If not specified, a default location is used. If specified, the BigQuery and Cloud Storage bucket have to be in the same region. - Optional: Under Show advanced options, enter the location of a
Cloud Storage bucket in your project as a temporary location for your data.
If not specified, a default location is used. If specified, the BigQuery and Cloud Storage bucket have to be in the same region. - Click Import.
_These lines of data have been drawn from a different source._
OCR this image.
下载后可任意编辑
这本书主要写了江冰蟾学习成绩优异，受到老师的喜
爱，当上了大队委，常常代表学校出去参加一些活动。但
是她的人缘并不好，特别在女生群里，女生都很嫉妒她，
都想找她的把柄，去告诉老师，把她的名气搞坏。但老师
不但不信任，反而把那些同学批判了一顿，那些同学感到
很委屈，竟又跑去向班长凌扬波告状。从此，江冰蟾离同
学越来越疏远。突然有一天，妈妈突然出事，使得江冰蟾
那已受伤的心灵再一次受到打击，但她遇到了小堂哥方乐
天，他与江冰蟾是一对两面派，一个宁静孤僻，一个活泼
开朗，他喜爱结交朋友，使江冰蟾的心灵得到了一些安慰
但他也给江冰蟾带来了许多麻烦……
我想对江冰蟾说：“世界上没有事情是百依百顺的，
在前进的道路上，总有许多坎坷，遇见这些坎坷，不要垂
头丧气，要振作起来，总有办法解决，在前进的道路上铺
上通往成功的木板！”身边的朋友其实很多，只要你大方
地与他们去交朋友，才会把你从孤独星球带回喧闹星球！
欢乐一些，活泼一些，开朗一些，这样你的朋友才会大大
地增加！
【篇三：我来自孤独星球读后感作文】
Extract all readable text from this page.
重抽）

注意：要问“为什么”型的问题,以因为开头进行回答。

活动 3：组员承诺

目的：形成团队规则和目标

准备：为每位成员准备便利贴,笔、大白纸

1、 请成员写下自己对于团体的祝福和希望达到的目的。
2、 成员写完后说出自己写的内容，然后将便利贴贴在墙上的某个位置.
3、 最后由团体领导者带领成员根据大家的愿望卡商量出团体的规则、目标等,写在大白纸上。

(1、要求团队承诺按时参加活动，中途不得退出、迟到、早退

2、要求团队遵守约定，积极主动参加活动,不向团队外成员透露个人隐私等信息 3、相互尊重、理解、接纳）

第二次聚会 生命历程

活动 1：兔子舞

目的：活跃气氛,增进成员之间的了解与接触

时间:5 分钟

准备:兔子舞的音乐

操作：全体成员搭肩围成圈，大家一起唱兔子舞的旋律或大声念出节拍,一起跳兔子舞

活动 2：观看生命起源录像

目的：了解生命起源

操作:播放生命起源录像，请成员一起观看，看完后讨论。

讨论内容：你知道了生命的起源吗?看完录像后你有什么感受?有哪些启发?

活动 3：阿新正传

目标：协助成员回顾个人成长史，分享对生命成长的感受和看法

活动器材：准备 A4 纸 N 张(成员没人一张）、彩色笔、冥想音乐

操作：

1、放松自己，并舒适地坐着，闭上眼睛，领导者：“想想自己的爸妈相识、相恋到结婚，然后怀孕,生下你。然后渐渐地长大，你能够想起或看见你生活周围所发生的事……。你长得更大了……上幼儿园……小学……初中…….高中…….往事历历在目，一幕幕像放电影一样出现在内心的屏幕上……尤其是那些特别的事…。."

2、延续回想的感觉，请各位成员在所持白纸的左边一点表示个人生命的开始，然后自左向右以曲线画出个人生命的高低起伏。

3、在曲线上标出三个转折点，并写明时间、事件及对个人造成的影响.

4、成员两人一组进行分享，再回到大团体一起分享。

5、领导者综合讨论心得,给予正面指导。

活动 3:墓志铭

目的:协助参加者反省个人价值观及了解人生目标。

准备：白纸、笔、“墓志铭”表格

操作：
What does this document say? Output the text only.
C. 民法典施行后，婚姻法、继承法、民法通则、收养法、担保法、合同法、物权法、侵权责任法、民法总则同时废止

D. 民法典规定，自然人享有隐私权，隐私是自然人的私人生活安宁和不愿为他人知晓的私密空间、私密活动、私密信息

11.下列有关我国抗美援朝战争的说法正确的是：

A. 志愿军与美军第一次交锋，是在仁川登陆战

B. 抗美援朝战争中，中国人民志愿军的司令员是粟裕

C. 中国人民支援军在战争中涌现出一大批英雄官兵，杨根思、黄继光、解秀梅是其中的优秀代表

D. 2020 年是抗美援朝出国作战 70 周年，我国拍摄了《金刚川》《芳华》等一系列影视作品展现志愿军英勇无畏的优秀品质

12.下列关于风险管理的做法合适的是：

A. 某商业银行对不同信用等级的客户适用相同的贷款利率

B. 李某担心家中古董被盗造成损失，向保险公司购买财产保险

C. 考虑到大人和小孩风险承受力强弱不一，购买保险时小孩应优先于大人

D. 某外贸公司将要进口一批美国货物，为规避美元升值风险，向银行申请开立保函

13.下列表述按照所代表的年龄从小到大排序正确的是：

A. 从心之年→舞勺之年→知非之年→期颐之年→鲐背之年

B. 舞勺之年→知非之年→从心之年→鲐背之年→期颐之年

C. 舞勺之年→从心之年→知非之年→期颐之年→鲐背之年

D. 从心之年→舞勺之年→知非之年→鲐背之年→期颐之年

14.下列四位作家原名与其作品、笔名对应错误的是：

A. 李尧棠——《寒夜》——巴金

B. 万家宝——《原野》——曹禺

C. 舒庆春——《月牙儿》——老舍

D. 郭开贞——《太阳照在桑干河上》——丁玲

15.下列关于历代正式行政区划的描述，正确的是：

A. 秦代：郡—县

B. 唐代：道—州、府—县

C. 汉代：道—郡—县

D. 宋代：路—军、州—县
Import Google Analytics 4 events using the API
Import your user events by including the data for the events in your call
to the userEvents.import
method. See the
userEvents.import
API reference.
For dataSchema
, use the value user_event_ga4
.
export GOOGLE_APPLICATION_CREDENTIALS=/tmp/my-key.json
curl \\
-v \\
-X POST \\
-H "Content-Type: application/json; charset=utf-8" \\
-H "Authorization: Bearer "$(gcloud auth application-default print-access-token)"" \\
"https://retail.googleapis.com/v2/projects/PROJECT_ID/locations/global/catalogs/default_catalog/userEvents:import" \\
--data '{
"inputConfig": {
"bigQuerySource": {
"projectId": "PROJECT_ID",
"datasetId": "DATASET_ID",
"tableId": "TABLE_ID",
"dataSchema": "user_event_ga4"
}
}
}'
Import user events inline
You can import user events inline by including the data for the events in your
call to the userEvents.import
method.
The easiest way to do this is to put your user event data into a JSON file and provide the file to cURL.
For the formats of the user event types, see About user events.
curl
Create the JSON file:
{ "inputConfig": { "userEventInlineSource": { "userEvents": [ { <userEvent1>> }, { <userEvent2> }, .... ] } } }
Call the POST method:
curl -X POST \ -H "Authorization: Bearer $(gcloud auth application-default print-access-token)" \ -H "Content-Type: application/json; charset=utf-8" \ --data @./data.json \ "https://retail.googleapis.com/v2/projects/PROJECT_ID/locations/global/catalogs/default_catalog/userEvents:import"
Java
Historical catalog data
You can also import the historical catalog data that appears in your historical user events. This historical catalog data can be helpful because past product information can be used to enrich the user events, which can improve model accuracy.
For more details, see Import historical catalog data.
View imported events
View event integration metrics in the Events tab on the Search for Retail console Data page. This page shows all events written or imported in last year. Metrics can take up to 24 hours to appear after successful data ingestion.